I stand up and untuck the last clean t-shirt I have with me. It’s a Lyle Lovett concert shirt with a hamburger drawn on the front. It reads, Hello? Here I am. “What’s the plan?”
“Half an hour,” she says. “We meet him in the park right outside the hotel. Nice shirt.”
“Thanks,” I tug on it again. “Is that safe?” I step over to her and lean against the desk. “Out in the open?”
“Now who’s the one
with twenty questions?” she smirks.
“It’s hard to control that situation,” I explain. “You know, outside, a couple of blocks from where I ditched our would-be-assassins’ tank car.”
“You said nobody followed you.”
“Right,” I say.
“The truth is, we’re not safe anywhere, Jackson. If Liho Blogis wants to try to kill us, it doesn’t matter where we are, right?”
“I guess.” I still don’t like it.
“Okay then,” she closes the laptop. “It’s set.”
“Has he been contacted by Blogis yet? What does he know?”
“He didn’t say.”
“We need to be careful with this guy. Does he know I’m with you or does he think you’re alone?”
“I didn’t tell him you were with me, but my messages referred to we and us. So I’m certain he doesn’t think I’m meeting him alone. Why?”
“You said we couldn’t trust this guy,” I remind her.
“What I said,” she corrects, “was that I don’t think we can trust anyone. What’s the problem?”
“He’ll be worried if it’s two against one, so to speak. He may be less forthcoming. He doesn’t know me from Adam. If he thinks there’s a potential threat, after Wolf got killed working in your lab, he may have eyes elsewhere.”

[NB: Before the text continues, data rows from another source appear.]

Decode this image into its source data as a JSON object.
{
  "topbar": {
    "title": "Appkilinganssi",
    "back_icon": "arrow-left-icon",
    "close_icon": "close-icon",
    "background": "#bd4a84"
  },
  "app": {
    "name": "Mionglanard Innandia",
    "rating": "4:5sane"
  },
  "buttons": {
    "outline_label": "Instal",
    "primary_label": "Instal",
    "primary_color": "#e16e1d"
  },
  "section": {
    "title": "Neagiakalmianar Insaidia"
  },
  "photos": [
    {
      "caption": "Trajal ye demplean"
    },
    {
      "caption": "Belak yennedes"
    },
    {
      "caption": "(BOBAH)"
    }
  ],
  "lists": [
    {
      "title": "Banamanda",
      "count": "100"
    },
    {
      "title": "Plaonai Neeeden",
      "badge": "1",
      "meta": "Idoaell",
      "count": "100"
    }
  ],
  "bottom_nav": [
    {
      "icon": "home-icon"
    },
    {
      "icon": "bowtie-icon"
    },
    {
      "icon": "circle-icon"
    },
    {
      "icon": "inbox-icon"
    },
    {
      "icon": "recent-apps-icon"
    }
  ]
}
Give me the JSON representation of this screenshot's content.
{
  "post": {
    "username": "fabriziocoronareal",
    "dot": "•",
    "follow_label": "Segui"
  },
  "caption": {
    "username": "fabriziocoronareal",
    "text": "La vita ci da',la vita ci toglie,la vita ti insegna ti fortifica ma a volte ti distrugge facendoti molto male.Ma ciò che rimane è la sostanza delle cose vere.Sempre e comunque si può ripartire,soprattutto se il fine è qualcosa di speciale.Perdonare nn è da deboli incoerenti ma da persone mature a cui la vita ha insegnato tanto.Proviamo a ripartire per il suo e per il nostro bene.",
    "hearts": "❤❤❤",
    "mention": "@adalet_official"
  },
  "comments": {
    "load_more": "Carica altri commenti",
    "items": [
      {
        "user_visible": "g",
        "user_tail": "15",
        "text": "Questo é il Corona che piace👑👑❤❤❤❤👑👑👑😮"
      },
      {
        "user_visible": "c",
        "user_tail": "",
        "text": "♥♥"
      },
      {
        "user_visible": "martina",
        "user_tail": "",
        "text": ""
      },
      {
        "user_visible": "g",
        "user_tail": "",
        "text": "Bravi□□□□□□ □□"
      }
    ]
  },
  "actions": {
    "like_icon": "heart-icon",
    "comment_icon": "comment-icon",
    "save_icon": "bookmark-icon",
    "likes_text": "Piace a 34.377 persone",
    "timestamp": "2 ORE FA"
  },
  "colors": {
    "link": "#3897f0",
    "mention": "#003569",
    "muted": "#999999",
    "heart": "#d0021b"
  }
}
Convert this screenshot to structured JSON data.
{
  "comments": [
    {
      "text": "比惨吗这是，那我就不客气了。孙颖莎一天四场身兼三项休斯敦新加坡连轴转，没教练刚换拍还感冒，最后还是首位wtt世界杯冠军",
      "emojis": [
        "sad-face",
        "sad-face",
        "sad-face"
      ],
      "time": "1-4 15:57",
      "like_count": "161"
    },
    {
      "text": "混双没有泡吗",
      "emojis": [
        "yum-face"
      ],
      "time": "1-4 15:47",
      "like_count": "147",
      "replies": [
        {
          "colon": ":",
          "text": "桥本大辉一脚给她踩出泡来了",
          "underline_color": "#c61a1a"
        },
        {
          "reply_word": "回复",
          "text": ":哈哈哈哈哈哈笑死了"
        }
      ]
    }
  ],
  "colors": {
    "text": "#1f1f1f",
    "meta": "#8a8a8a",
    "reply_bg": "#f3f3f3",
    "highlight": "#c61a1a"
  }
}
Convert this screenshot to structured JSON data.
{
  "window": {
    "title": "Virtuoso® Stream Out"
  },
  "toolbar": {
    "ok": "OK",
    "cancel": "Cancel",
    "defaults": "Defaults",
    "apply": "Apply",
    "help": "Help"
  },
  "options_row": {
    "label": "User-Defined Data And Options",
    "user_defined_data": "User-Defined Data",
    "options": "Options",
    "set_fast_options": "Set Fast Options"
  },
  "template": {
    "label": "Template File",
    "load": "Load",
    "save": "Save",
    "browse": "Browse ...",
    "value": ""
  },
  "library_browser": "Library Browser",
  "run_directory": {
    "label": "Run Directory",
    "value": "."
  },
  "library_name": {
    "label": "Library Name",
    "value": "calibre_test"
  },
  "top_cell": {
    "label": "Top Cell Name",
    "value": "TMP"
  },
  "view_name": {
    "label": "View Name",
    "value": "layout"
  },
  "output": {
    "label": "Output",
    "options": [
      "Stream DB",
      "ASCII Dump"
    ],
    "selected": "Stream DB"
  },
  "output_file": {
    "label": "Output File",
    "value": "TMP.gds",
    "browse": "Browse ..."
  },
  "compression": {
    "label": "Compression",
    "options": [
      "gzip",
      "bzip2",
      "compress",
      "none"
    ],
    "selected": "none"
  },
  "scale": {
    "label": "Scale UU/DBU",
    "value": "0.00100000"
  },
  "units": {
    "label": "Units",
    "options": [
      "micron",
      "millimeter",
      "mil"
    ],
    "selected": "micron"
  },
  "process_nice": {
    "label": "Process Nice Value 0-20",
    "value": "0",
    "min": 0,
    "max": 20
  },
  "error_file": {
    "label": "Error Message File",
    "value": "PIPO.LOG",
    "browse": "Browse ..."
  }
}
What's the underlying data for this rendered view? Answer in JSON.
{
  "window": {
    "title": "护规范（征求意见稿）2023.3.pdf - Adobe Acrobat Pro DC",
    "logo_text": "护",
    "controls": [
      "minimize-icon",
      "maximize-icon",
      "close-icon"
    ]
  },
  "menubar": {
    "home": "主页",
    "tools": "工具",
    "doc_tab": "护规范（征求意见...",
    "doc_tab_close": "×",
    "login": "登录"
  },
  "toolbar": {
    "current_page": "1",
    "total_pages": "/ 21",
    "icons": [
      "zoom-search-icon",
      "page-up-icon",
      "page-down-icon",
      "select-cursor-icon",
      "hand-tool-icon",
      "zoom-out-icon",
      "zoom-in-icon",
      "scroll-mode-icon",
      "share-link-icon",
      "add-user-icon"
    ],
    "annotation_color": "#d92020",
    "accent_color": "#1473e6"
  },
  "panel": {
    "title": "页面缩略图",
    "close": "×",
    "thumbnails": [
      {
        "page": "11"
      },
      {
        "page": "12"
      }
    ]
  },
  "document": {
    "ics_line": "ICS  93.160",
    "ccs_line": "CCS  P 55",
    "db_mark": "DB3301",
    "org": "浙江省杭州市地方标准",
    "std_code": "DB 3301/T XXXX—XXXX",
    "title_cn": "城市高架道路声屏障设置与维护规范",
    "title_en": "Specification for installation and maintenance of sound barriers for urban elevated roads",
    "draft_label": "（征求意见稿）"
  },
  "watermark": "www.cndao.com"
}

“What are you suggesting?”
“You go alone.”
“What?” Her eyes widen.
“Look, it’ll be fine.” I move to the window, which overlooks the park and, beyond that, the Black Sea. “Come here.”
Bella joins me, peeks out at the tree lined, crushed granite path below.
“See that bench?” I point to a long bench, a man with a book sitting on one end. “That’s your meeting point. I’ll give you a phone. You’ll be on speaker. I’ll hear everything you talk about. I’ve got a thermal camera that acts like binoculars. I’ll be your eyes from up here. Anything looks the least bit off and I can get you out of there.”
“How do you warn me? I won’t be able to hear you.”
“I’ll call you from another phone if there’s a problem. It’ll buzz in. You’ll feel the buzz in your hand, and that’s your signal to bolt.”